Fading monochromes spoke of the same;
An instant etched for all time
As if we could stop the clock hands turning.
As if the picture of the people we loved
Could stop them leaving or ageing.
As if seeing their smile, or the way their lip
Curved, framing the flash of their teeth
In the streetlight could bring back their laughter
And that thing she said in the garden,
The day before the sleet.
The daguerrotypes of steam-haunted
Railway stations, the double-engined
Monster bomber about as big now
As the average car, if a car had wings.
These pictures become the images of death.
Not in the machines or even the guns
But the uniformed men, the unformed lives;
The old, the young, the not with us now
The blank expressions and glassy eyes
Trapped on tables and mantlepieces,
The charity shop or the skip,
Staring stiff and still at the sky
From where their picture fell.
And sometimes you know they’re still there.

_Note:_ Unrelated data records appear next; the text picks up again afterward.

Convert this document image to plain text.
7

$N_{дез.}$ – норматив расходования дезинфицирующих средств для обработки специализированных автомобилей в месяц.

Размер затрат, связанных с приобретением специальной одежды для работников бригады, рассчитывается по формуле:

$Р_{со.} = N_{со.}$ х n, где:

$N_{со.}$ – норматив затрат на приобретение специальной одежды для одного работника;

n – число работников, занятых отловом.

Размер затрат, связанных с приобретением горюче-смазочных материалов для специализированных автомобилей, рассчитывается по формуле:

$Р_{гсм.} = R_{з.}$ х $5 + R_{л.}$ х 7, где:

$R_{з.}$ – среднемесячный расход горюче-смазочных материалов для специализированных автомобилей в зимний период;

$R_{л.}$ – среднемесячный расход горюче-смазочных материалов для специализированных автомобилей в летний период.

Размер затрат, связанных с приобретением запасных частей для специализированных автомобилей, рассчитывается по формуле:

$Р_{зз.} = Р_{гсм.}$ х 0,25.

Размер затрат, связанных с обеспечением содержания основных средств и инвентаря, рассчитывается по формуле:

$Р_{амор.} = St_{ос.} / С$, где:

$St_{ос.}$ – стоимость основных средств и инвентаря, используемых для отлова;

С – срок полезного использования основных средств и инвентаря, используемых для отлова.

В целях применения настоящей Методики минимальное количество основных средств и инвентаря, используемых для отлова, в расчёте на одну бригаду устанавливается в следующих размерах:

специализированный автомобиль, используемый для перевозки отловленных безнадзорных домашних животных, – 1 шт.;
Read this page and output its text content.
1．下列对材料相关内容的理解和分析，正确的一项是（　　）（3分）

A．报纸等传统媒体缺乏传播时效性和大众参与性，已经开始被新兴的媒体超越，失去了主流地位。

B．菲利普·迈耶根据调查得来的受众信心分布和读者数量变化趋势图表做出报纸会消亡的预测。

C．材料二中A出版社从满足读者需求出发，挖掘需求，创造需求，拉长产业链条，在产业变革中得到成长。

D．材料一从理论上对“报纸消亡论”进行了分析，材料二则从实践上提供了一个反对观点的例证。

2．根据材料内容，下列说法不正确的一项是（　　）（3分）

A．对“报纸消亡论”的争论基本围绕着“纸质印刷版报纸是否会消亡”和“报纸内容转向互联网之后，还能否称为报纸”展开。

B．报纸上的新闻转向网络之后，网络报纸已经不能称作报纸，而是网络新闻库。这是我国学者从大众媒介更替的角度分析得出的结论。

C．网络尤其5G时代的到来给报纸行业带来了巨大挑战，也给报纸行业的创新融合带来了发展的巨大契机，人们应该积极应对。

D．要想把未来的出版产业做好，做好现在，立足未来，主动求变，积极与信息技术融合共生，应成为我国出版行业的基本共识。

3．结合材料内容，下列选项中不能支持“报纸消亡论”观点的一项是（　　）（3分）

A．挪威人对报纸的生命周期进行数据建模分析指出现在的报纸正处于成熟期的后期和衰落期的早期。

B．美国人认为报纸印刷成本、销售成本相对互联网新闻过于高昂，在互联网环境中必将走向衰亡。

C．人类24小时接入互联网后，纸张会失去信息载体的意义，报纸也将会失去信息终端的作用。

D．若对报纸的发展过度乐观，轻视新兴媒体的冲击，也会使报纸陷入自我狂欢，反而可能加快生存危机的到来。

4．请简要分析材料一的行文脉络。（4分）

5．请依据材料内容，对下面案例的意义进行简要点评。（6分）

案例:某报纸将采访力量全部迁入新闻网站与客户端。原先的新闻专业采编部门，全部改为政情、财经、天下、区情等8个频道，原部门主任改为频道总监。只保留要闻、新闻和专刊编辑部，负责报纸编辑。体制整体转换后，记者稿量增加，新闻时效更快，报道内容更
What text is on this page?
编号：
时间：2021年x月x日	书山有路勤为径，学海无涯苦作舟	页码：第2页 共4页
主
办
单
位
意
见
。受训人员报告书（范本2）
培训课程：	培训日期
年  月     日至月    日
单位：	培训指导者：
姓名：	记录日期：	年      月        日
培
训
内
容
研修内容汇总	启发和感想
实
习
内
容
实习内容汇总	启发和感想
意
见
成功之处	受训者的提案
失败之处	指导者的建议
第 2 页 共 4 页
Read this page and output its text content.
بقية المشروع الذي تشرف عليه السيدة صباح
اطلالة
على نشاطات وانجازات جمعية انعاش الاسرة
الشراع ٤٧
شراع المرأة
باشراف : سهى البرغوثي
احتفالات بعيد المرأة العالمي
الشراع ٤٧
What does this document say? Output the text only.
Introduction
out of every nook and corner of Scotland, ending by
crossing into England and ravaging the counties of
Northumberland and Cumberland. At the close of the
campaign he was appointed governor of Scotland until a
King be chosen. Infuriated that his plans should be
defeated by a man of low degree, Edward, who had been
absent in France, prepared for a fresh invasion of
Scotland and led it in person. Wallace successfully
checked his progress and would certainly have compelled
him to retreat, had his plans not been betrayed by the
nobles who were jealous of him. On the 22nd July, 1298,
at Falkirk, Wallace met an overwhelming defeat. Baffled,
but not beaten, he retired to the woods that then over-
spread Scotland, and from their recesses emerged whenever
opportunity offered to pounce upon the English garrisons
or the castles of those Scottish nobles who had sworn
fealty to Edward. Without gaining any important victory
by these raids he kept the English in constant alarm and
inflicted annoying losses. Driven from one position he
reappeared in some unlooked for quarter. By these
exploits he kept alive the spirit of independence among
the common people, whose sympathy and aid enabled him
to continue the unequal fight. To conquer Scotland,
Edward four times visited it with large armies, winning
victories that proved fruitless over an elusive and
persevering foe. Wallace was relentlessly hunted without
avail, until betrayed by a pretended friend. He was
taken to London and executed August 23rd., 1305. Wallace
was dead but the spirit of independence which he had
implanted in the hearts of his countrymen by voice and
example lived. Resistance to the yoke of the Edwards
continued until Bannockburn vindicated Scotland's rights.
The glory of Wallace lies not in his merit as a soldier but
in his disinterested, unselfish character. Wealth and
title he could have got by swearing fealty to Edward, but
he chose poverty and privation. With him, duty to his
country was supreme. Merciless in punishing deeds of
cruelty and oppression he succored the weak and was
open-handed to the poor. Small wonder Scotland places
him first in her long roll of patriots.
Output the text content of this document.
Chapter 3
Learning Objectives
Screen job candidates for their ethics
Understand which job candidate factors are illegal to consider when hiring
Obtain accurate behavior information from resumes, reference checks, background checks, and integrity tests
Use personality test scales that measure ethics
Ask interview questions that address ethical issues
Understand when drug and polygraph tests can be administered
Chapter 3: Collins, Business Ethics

You can see them. You’ll be taken unawares
In a junk shop or a museum, in a place you’ve
Never been before and suddenly
You see them in the place
Where you dropped your keys
Staring past you out of their years:
A dog, a cart, an older man and a girl
Holding the back of a chair,
A woman frowning as she stands
For the photographer with better things
To do before she was fixed forever there.
“The popularity of picture postcards showing Indian women weaving baskets or digging clams attests to a growing nostalgia relating to Indians. Historians have demonstrated a conceptual link between the disappearing American wilderness and a changing attitude toward Native Americas by looking at both popular literature and the federal government’s Indian policies. The Indian came to symbolize America’s lost youth, and his image commemorated that unspoiled past.”